Ladite porte, un large sas de plexiglass en fait, laissait passer à la fois les premières lueurs de l’aube et la lumière falote d’un haut réverbère. Quant à l’espèce de ronflement, ce n’était que le souffle de la trouillarde qu’elle allait finir par devenir si elle continuait à écouter les incessantes mises en garde de ses collègues qui résonnaient dans sa tête ! Elle réprima un fou-rire qui aurait sonné faux même à ses propres oreilles et elle entra…
Dans l’ombre, près de ce qui ressemblait à une grande cuve rouge posée à l’horizontale sur un support d’aciee dans laquelle ronflait… un feu d’enfer, se tenait….Pierre- Marie.

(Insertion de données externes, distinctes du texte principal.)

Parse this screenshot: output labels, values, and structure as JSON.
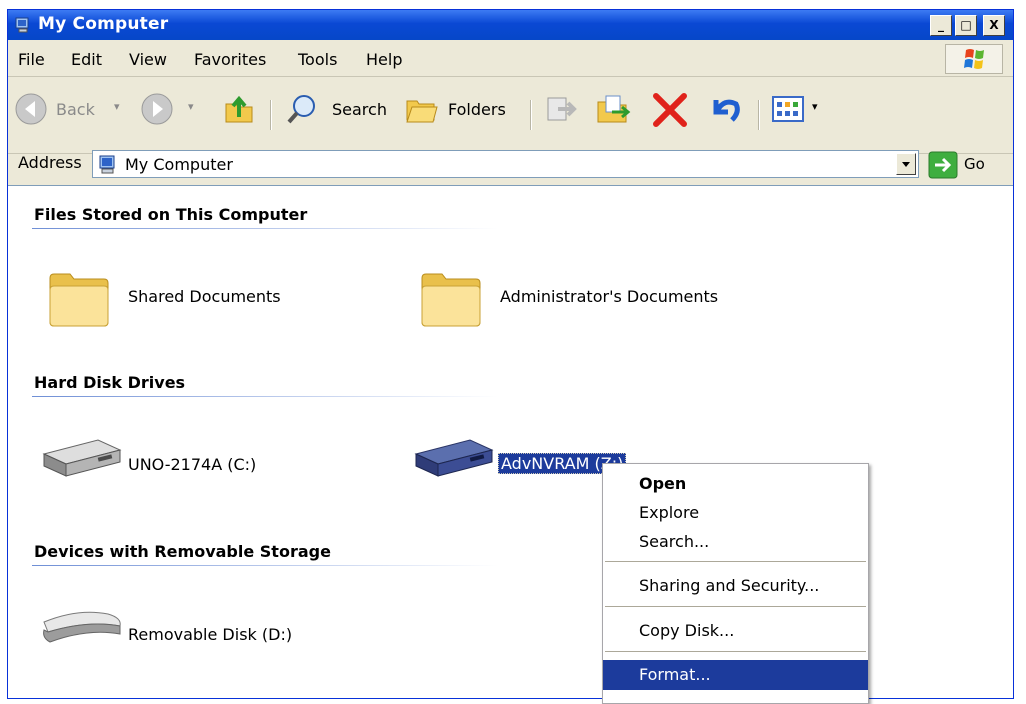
{
  "window": {
    "title": "My Computer"
  },
  "titlebar": {
    "minimize": "_",
    "maximize": "□",
    "close": "X"
  },
  "menu": [
    "File",
    "Edit",
    "View",
    "Favorites",
    "Tools",
    "Help"
  ],
  "toolbar": {
    "back": "Back",
    "search": "Search",
    "folders": "Folders"
  },
  "address": {
    "label": "Address",
    "value": "My Computer",
    "go": "Go"
  },
  "groups": {
    "files": {
      "heading": "Files Stored on This Computer",
      "items": [
        "Shared Documents",
        "Administrator's Documents"
      ]
    },
    "drives": {
      "heading": "Hard Disk Drives",
      "items": [
        "UNO-2174A (C:)",
        "AdvNVRAM (Z:)"
      ]
    },
    "removable": {
      "heading": "Devices with Removable Storage",
      "items": [
        "Removable Disk (D:)"
      ]
    }
  },
  "context_menu": {
    "items": [
      "Open",
      "Explore",
      "Search...",
      "Sharing and Security...",
      "Copy Disk...",
      "Format..."
    ],
    "selected": "Format..."
  },
  "colors": {
    "title_blue": "#0a48d4",
    "selection": "#1c3b9c",
    "chrome": "#ece9d8"
  }
}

Et ce qu’il tenait bien en main, ce n’était pas un missel.
Michelle S, joggeuse très matinale et grande amatrice de photo urbex, ne vit jamais celle, très macabre, que prit un journaliste trois semaines plus tard : le four rouge de l’ancienne entreprise de recyclage, débordant de cendres.
Dans le magma fuligineux, les experts de la police scientifique, retrouvèrent quelques fragments d’os dont l'analyse de l’ADN détermina qu’il s’agissait entre autre, de ceux d’une jeune professeure des écoles qui ne s’était pas présentée dans la classe où elle enseignait, un frais matin de décembre.

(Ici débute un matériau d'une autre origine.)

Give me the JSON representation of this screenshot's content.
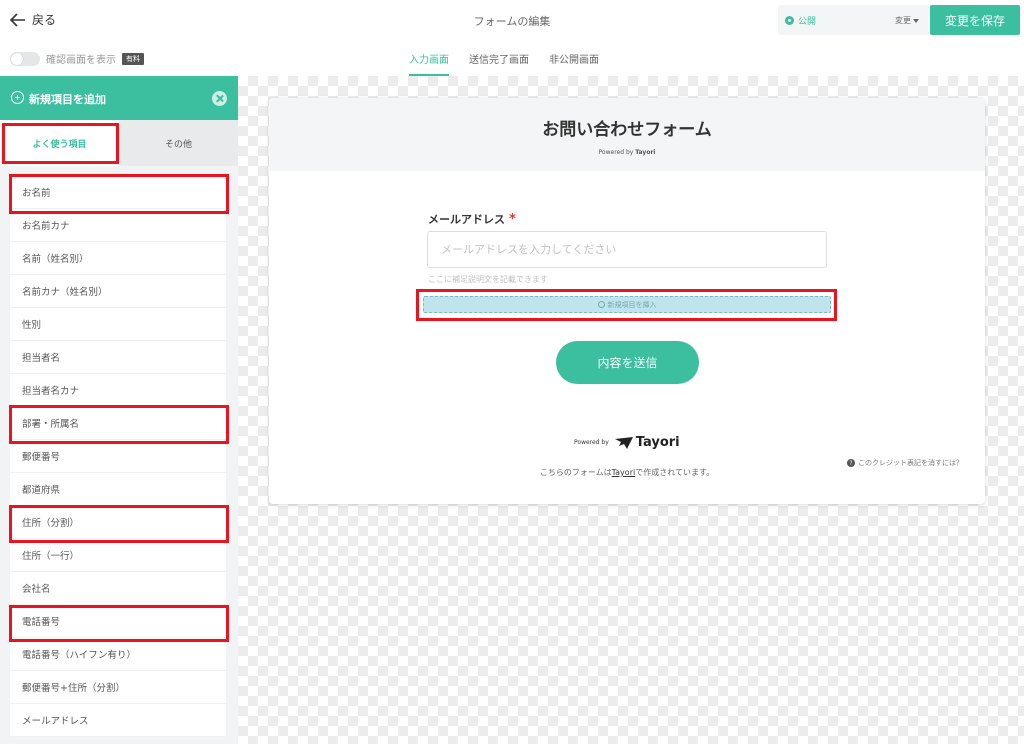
{
  "header": {
    "back_label": "戻る",
    "title": "フォームの編集",
    "status_label": "公開",
    "status_change_label": "変更",
    "save_label": "変更を保存",
    "accent_color": "#3bbf9e"
  },
  "subbar": {
    "toggle_label": "確認画面を表示",
    "paid_badge": "有料",
    "tabs": [
      {
        "label": "入力画面",
        "active": true
      },
      {
        "label": "送信完了画面",
        "active": false
      },
      {
        "label": "非公開画面",
        "active": false
      }
    ]
  },
  "sidebar": {
    "title": "新規項目を追加",
    "tabs": [
      {
        "label": "よく使う項目",
        "active": true
      },
      {
        "label": "その他",
        "active": false
      }
    ],
    "items": [
      {
        "label": "お名前"
      },
      {
        "label": "お名前カナ"
      },
      {
        "label": "名前（姓名別）"
      },
      {
        "label": "名前カナ（姓名別）"
      },
      {
        "label": "性別"
      },
      {
        "label": "担当者名"
      },
      {
        "label": "担当者名カナ"
      },
      {
        "label": "部署・所属名"
      },
      {
        "label": "郵便番号"
      },
      {
        "label": "都道府県"
      },
      {
        "label": "住所（分割）"
      },
      {
        "label": "住所（一行）"
      },
      {
        "label": "会社名"
      },
      {
        "label": "電話番号"
      },
      {
        "label": "電話番号（ハイフン有り）"
      },
      {
        "label": "郵便番号+住所（分割）"
      },
      {
        "label": "メールアドレス"
      }
    ]
  },
  "form": {
    "title": "お問い合わせフォーム",
    "powered_prefix": "Powered by",
    "powered_brand": "Tayori",
    "field_label": "メールアドレス",
    "required_mark": "*",
    "email_placeholder": "メールアドレスを入力してください",
    "hint": "ここに補足説明文を記載できます",
    "insert_label": "新規項目を挿入",
    "submit_label": "内容を送信",
    "footer_powered": "Powered by",
    "footer_brand": "Tayori",
    "credit_before": "こちらのフォームは",
    "credit_link": "Tayori",
    "credit_after": "で作成されています。",
    "remove_credit": "このクレジット表記を消すには？",
    "q_icon": "?"
  }
}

L’analyse des cendres a déjà permis d’élucider plusieurs affaires de disparitions de jeunes femmes célibataires, entre 20 et 30 ans. Ainsi a-t-on retrouvé la trace carbonisée de Sarah H, secrétaire de mairie à X, disparue depuis 3 ans sans explication, celle de Bénédicte T, coiffeuse à domicile, disparue depuis deux ans, celle de Barbara A, serveuse, disparue l‘année précédente... Vu la grande quantité de cendres, et le nombre de disparitions encore inexpliquées de jeunes femmes de la région de X, les analyses se poursuivent. De bien brûlants "cold case" si l'on peut dire !
Le serial-incinérateur court toujours !
Non, il marche tranquille vous aurait assuré Michelle S

©Anne-Marie Lejeune

4 commentaires:

  1. J'adoreeeee !!!! Ah c est ce genre la qui me donne la chair de poule !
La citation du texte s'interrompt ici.